Sure. I know that things happen. But those things, they don’t happen to me. I have LOTS of time! I am (relatively) young! Right? Time. It shouldn’t concern me. Yet that thought is always there. At the back of my mind.
I avoid hot button topics like “The end of the world” and “What if…” and dance through life enjoying as much as I can, wishing the sun would shine more.
But that thought. Its there. Always. Constantly. Quietly. It reminds me. That time? Is NOT a sure thing.
Infact, Time is a vapor.
“Why, you do not even know what will happen tomorrow. What is your life? You are a mist that appears for a little while and then vanishes.” – James 4:14
And so lately I have been thinking about this. And while I really cant say it has changed my attitude, I have began to realize something.

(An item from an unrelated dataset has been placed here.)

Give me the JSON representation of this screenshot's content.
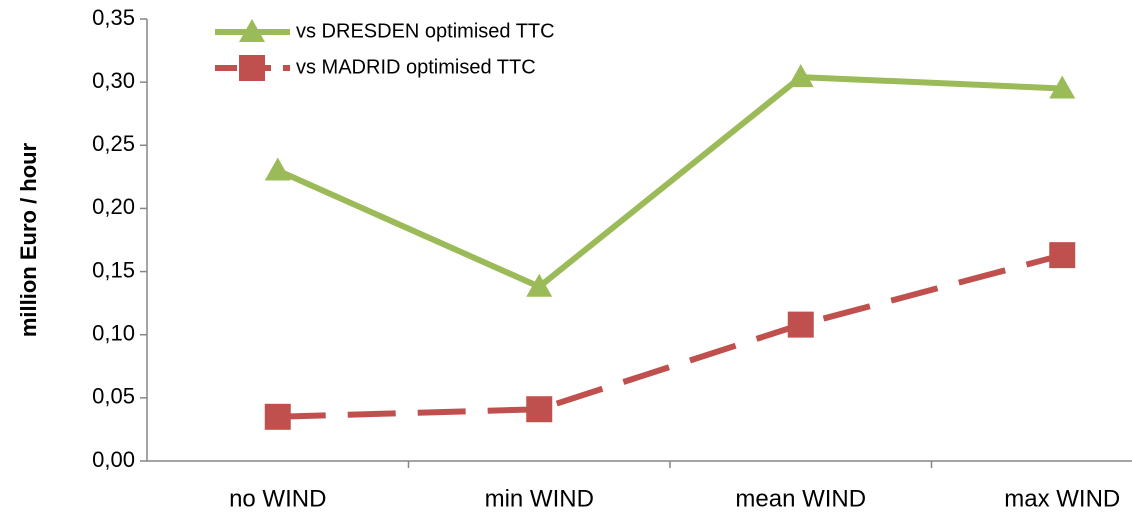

Last week at Bible Study the topic was on “Suffering for your Faith.” And to be honest, I could not think of a single time that I had actually suffered. Oh sure, Im like everyone else “Woah is me. Life is hard!” And Im not saying its not, Im saying that I have never suffered, for what REALLY matters. And it hit me – how many times do I go OUT of my way to avoid confrontation with someone over my faith? How many times would I rather not “Talk” about religion or God, or something else that is really important? How many times have I wished that seat on the plane next to me is empty – because I really don’t feel like getting into an uncomfortable conversation with someone?
This life? Is so short. What is a little suffering? What is a little pain? And really? What is this world if I am dancing around like I am untouchable, while being worried about someone questioning my faith.
Ouch.
Time is not promised to us. Life is so very short, and it is hard enough (and really pointless enough!) without taking the one thing worth living for out of it.
I often think it would be so awesome to go on a Missions Trip again, but then I stop. And think. And realize something. If I cant even share my faith, my God with people in my own language? People I know? Then HOW am I going to go somewhere I don’t know, to people I don’t know, with a language I don’t know – and expect to do ANY bit of good. It starts here. In my town. In my backyard. In my own heart. Really…its time, to start “suffering” for what really matters.